How to be more disciplined
The Hawthorne Effect



When the thoughts in your head feel big, return to the small.
Drink more water. Eat more protein. Move more. Snack less. Read books. Scroll less. Go on walks. Rest your eyes. Put the phone away. Stay off the apps. Call your parents. Tell them you love them. Ignore the trolls. Support your friends. Be in nature. Pursue something meaningful. Reflect on your mortality. Realize it’s all play.

Does this action get me closer or further to my goals?
If I repeated this action every day, would I be closer or further?

Underrated career hack:
Be easy to root for.
Show up early. Do what you say you're going to do. Take things off others plates. Have a great attitude. Help without any expectations. Don't gossip, whine, or complain.
Be easy to work with and hard to compete against.


“People who genuinely like themselves are ruthless with access because solitude is not a punishment to them.” — Unknown

Former Duke men’s basketball coach Mike Krzyzewski on staying hungry:
“If what you did yesterday still looks big to you, you haven't done much today.”


The easiest way to improve your discipline is to pretend someone’s watching you.
Allow me to explain…
In 1924, a factory outside Chicago ran an experiment on its workers.
The Hawthorne Works was a Western Electric plant that made telephone parts, and the company wanted to know a simple question: would better lighting make their employees more productive?
They brightened the lights. Productivity went up.
Then, to confirm the result, they dimmed the lights back down. They expected productivity to drop.
It went up again.
The researchers were confused. They tried other variables. Shorter breaks. Longer breaks. Different hours. Almost every change they made, productivity improved. Even when they reverted conditions back to the original setup, workers were still outperforming their old numbers.
Eventually they figured out what was going on.
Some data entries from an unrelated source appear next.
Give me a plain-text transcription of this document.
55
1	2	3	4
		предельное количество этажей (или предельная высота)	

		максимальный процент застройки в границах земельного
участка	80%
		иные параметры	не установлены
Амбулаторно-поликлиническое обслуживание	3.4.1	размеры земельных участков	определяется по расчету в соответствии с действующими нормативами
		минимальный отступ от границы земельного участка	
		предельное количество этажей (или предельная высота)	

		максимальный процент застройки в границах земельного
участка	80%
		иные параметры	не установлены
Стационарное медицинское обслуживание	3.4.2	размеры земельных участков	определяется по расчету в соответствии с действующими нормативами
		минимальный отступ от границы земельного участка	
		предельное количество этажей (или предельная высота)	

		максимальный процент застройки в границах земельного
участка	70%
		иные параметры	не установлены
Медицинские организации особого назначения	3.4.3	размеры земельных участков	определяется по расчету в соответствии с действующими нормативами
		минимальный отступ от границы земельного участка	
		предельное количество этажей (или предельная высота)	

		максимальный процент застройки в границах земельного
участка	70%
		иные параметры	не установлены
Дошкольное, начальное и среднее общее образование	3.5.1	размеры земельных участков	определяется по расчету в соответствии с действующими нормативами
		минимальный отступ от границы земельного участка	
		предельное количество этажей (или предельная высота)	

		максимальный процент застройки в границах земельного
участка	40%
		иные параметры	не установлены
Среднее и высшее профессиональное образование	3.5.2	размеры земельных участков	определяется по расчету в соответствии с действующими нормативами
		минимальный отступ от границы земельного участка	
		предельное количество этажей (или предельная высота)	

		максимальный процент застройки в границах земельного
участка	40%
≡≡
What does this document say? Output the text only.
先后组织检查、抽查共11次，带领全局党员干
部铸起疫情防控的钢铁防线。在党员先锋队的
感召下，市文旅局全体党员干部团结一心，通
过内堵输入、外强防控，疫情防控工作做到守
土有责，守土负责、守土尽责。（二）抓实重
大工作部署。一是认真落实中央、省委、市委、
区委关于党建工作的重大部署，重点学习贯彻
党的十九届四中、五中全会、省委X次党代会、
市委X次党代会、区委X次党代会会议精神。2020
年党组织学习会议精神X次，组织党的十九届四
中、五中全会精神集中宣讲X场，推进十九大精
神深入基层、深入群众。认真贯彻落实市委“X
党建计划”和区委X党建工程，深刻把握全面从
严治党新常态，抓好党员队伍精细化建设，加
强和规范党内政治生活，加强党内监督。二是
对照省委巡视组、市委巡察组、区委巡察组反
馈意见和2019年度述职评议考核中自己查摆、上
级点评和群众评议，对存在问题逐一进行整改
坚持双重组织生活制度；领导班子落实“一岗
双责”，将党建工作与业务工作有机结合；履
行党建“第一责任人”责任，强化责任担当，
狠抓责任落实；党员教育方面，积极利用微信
It had nothing to do with the lighting, or the breaks, or the hours.
The workers were performing better because they knew they were being watched.
Psychologists now call this the Hawthorne effect: people modify their behavior, often for the better, simply because they're aware someone is paying attention.
Think of the student who sits up straight when the principal walks by. The basketball player who takes her reps more seriously when the head coach shows up. Or the kid who stops misbehaving the second his parents walk in.
It's been two weeks since I moved back to Chicago, and if I’m being honest, my habits have slipped a bit.
I wake up later than usual. I go through the motions in my workouts. I scroll on my phone instead of reading.
In Vegas, my routine was dialed. I woke up at the same time every day, got to the gym by 5, and was at my desk by 7. I didn't think about any of it.
But back home, I'm relearning it.
The best part of being self-employed: nobody tells you what to do.
The worst part of being self-employed: nobody tells you what to do.
So a question I’ve been asking myself:
If someone watched you for a week, would they believe you're serious about your goals?
Here are a few ways I've been trying to build more accountability into my week:
1. Co-work with a friend. Pick one morning a week and work in the same room as someone whose opinion you care about. You don't have to be working on the same thing. Since many of my friends life in different cities, I’ve been doing this over Zoom.
2. Text a buddy your goals for the week. Even better: put money on it. Send a friend $100 on Monday and tell them to keep it if you don't accomplish what you said you would.
3. Create an accountability group. I’m in a LinkedIn group that meets every Monday to share our publishing goals and check in on each others’ progress. We have a group spreadsheet where we track our target posts published vs. how many posts we actually published. It’s been super helpful because I don’t want to let anyone down.
4. Use an AI tool. My friend built an AI health tool (still in beta), and every morning it texts me my goals and checks in throughout the day. It's the closest thing I've found to having a coach in my pocket.

5. Share progress updates online. It might just be my generation (and the product of scrolling social media a ton), but I love the little hit of dopamine from posting. Sharing wins makes me want to keep winning, and it holds me accountable when I have nothing to share.
Ok. That’s all I got for this week. I’ll update you with how it goes.